Flávia Albergaria Raveli

Do espírito da Coisa: um cálculo de graça

Karin de Paula

São Paulo: Escuta, 2008, 184p.

Em Do espírito da Coisa: um cálculo de graça, a psicanalista Karin de Paula pensa o Witz - palavra espirituosa -, sua construção e definição como análogo a uma psicanálise. Em ambos, trata-se, segundo a tradição lacaniana ancorada na filosofia hegeliana, de um movimento dialético, de um deslocamento do drama especular e do cômico, para o trágico e a "palavra espirituosa", os quais pressupõem uma tríade: terceiro "elemento" resultante do cálculo de graça, sujeito que advém ao fim de uma análise, instituído por e nessa matemática, "sobra" possível de lidar, recriar, pôr a trabalhar em nome da graça - a graça do próprio sujeito. Qual é a sua graça?, pode-se perguntar. Só é possível "fazer graça" em nome próprio, tendo se apropriado de seu desejo, do trágico próprio desse, cujo objeto - objetos - desliza metonimicamente num desenho lógico do sujeito e para ele, numa sucessão de significantes "caídos" no percurso de uma psicanálise, para a instituição de outros, para o deslizar permanente e sem fim da cadeia do desejo. Ficção tão mais verdadeira quanto mais falsa. É por aí que a verdade da falta e do desejo caminha. Pela ficção que o sujeito cria de si, pela fala chistosa, na qual a psicanalista pode ser um crupiê, sem por isso fazer pouco do sofrimento alheio e da sua própria condição de incompreensão e ignorância. Karin aposta e convida o leitor/paciente/praticante da psicanálise a entrar no jogo: quem dá mais? Quem banca o apostador e o jogador? Que bola é esta posta em campo e quem é o fominha que "não passa a bola"? O neurótico - da qual é constituída, basicamente, a clínica da autora - apega-se ao seu sintoma e briga por ele. Birra por ele, chorando baixinho pela festa para a qual não foi convidado. Trata-se de romper a dupla queixosa dele com ele mesmo e fazê-lo sobrar. Fazer sobrar a falta, a so-bra ela mesma. Trata-se de "contar até três", cálculo elementar próprio do jogo e da brincadeira que, resvalando o nada - Das Ding -, põe em movimento o resto - objeto a - que em-pulsiona o desejo, razão do mesmo. E quem deseja, deseja para continuar desejante. Moto-contínuo que "não acaba quando termina", como diz o ditado.

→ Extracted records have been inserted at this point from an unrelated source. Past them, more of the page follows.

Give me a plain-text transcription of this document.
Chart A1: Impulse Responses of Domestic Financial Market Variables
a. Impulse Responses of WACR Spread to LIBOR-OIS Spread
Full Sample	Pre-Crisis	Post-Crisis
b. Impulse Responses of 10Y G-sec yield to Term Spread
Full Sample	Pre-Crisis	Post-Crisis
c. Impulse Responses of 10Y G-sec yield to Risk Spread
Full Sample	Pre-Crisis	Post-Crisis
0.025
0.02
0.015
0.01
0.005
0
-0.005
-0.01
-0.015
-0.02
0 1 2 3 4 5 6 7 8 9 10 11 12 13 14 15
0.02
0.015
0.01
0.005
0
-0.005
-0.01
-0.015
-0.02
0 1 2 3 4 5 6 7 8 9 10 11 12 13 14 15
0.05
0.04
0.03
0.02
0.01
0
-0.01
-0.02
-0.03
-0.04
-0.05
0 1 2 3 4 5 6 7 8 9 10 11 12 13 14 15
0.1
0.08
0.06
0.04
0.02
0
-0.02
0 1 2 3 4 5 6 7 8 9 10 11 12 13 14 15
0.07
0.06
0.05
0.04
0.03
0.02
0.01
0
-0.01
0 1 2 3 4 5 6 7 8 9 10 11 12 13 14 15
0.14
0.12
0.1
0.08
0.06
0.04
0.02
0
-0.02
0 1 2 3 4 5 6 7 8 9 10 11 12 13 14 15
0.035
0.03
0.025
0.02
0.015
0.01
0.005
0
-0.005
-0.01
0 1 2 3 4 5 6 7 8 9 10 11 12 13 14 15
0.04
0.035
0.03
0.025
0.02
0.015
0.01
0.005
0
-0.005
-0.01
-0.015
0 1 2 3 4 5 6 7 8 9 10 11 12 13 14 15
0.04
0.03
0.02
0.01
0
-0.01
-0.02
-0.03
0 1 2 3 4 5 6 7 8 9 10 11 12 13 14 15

Como o jogo e a brincadeira infantil da qual tratou Winnicott, o Witz realiza uma interrupção no tempo, sendo ele próprio o limite - na linguagem, no tempo - da lei, do resto que resvala o nada, o qual não pode ser visto de frente, bicho/ estranho em si mesmo do qual não se foge - ficando ou correndo. Núcleo de atração e repulsão, vazio, deserto do Real, pavor de despedaçamento: nada contornado pela linguagem, borda do abismo - abismar-se, estar à borda de: nada. Nesse limite - espacial e temporal - o Witz é constituído: entre o nada e o resto do nada, contornado pela linguagem, por ela instituído. Para além do muro da linguagem, lembra Karin, só o "deserto do Real", em cuja vastidão - o tudo que é nada -, num tempo muito preciso, a palavra espirituosa faz furo, escancarando o vazio, constituindo a diferença, "diferencia", segundo Derrida, num movimento pulsional que percorre, de forma nova, a cadeia significante, propondo uma nova geometria, um novo caminho para o sujeito que ali, no tempo que dura o chiste, é atualizado, re-instituído na possibilidade de fazer sentido, "dar o ar da graça", dizer a que veio - e vir, pelo Witz.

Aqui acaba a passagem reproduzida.